Sonhamos com a Disney e, se conseguimos chegar lá, somos vistos como verdadeiros patetas, a tal ponto que, aqui e ali, nos repreendem. Vocês são muito novos para se lembrarem de Pepeu Gomes e Baby Consuelo barrados no parque. Mickey e seus amigos consideraram a figura do casal roqueiro — cabelos e roupas bem coloridos, uma bobagem aos olhos de hoje — muito chamativa, capaz de roubar a atenção dos demais frequentadores. Tem cabimento usar Pepeu e Baby como exemplo da classe média? Não se iludam, pertencem a ela tanto quanto eu — e talvez você — e podem ter ganhado algum dinheiro, mas, sei lá, nunca permaneceram na lista dos mais tocados, nem daqueles que batem ponto nos programas de auditório badalados. E ainda se separaram, e ainda tiveram muitos filhos. Além do mais, a classe média é um território bem extenso, bastante habitado e com diferenças gritantes entre os quase ricos e os por muito pouco fora da pobreza.
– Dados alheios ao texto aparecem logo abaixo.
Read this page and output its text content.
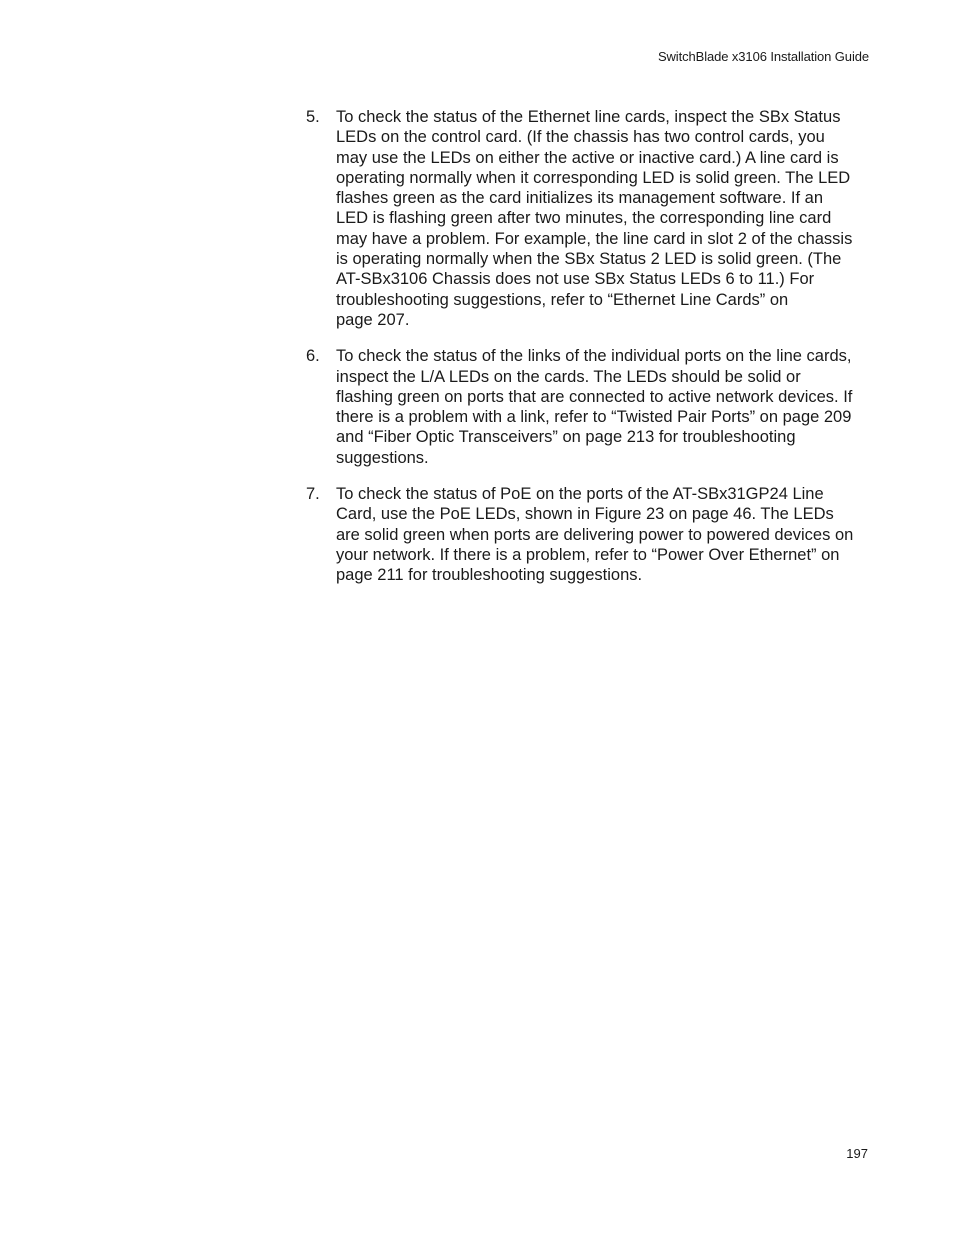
SwitchBlade x3106 Installation Guide
5. To check the status of the Ethernet line cards, inspect the SBx Status
LEDs on the control card. (If the chassis has two control cards, you
may use the LEDs on either the active or inactive card.) A line card is
operating normally when it corresponding LED is solid green. The LED
flashes green as the card initializes its management software. If an
LED is flashing green after two minutes, the corresponding line card
may have a problem. For example, the line card in slot 2 of the chassis
is operating normally when the SBx Status 2 LED is solid green. (The
AT-SBx3106 Chassis does not use SBx Status LEDs 6 to 11.) For
troubleshooting suggestions, refer to “Ethernet Line Cards” on
page 207.
6. To check the status of the links of the individual ports on the line cards,
inspect the L/A LEDs on the cards. The LEDs should be solid or
flashing green on ports that are connected to active network devices. If
there is a problem with a link, refer to “Twisted Pair Ports” on page 209
and “Fiber Optic Transceivers” on page 213 for troubleshooting
suggestions.
7. To check the status of PoE on the ports of the AT-SBx31GP24 Line
Card, use the PoE LEDs, shown in Figure 23 on page 46. The LEDs
are solid green when ports are delivering power to powered devices on
your network. If there is a problem, refer to “Power Over Ethernet” on
page 211 for troubleshooting suggestions.
197
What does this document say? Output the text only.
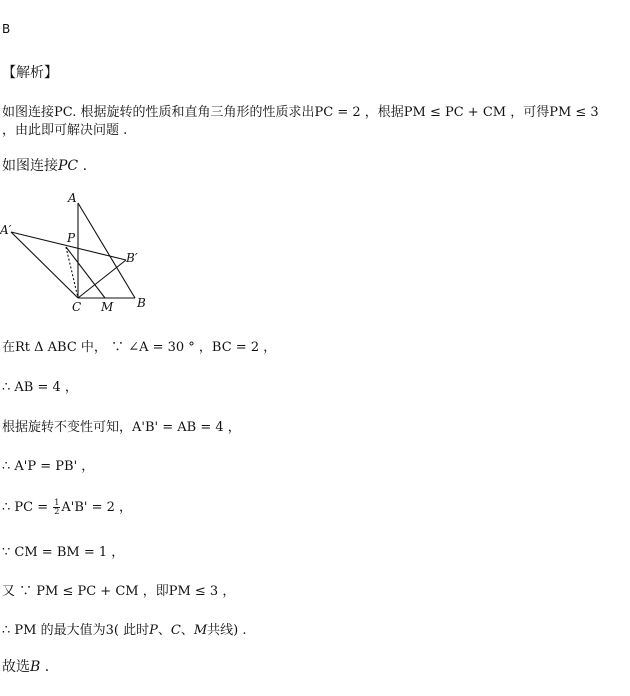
B
【解析】
如图连接PC. 根据旋转的性质和直角三角形的性质求出PC = 2 ，根据PM ≤ PC + CM ，可得PM ≤ 3
，由此即可解决问题 .
如图连接PC .
A
A′
P
B′
C M B
在Rt Δ ABC 中， ∵ ∠A = 30 ° ，BC = 2 ，
∴ AB = 4 ，
根据旋转不变性可知，A'B' = AB = 4 ，
∴ A'P = PB' ，
∴ PC = $\frac{1}{2} A'B' = 2$ ，
∵ CM = BM = 1 ，
又 ∵ PM ≤ PC + CM ，即PM ≤ 3 ，
∴ PM 的最大值为3( 此时P、C、M共线) .
故选B .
Em 2015, a Piauí publicou uma reportagem do escritor norte-americano Walter Kirn. É um texto típico do que se convencionou chamar de jornalismo literário, uma peça que conta a história aos poucos, enchendo-a de pormenores saborosos que, não raro, esclarecem os interesses do jornalista ao contar aquilo. No caso, Kirn resolve levar um cachorro — que, depois de um atropelamento, ficou paralítico e só conseguia andar com um carrinho que lhe era acoplado à parte traseira do corpo — de Montana à cidade de Nova York para entregá-lo à pessoa que o adotou: ninguém mais, ninguém menos que um Rockefeller. A estranheza de um milionário (não um qualquer) se interessar por um cachorro que lhe daria muito trabalho e talvez tivesse uma vida curta motivou o escritor, que viu nessa história material para um possível novo livro. Na verdade, o Rockfeller não era um Rockfeller, e sim um golpista que, não se sabe muito bem como, vivia em altas rodas sem ser desmascarado e mantinha peças de artes caríssimas (Mondrian, Motherwell, Pollock e Rothko). Mesmo achando o sujeito excêntrico, Kirn manteve uma relação (até mesmo uma amizade) com o golpista de 1998 a bem depois, sem desconfiar de suas trapaças. Em 2013, a farsa do milionário veio à tona. Descobriu-se que muitos anos antes ele havia cometido um crime. A reportagem não esclarece como o alemão (sim, era um estrangeiro) chegou tão longe, quer dizer, como deixou o anonimato da classe média e tornou-se um rico de pedigree, nem rico, nem com pedigree. Conheço histórias não desse quilate, mas com o mesmo princípio. Na minha cidade, havia um homem, pai de amigos, que certa vez vendeu um terreno em Belo Horizonte, e o comprador só se deu pelo golpe quando, indo registrá-lo, descobriu que sua nova propriedade estava submersa na Lagoa da Pampulha. O meu conhecido não foi exitoso como o alemão, mas nunca se emendou e viveu tentando dar o pulo do gato, sem, contudo, conseguir deixar o porão onde se amontoa a ralé dos remediados.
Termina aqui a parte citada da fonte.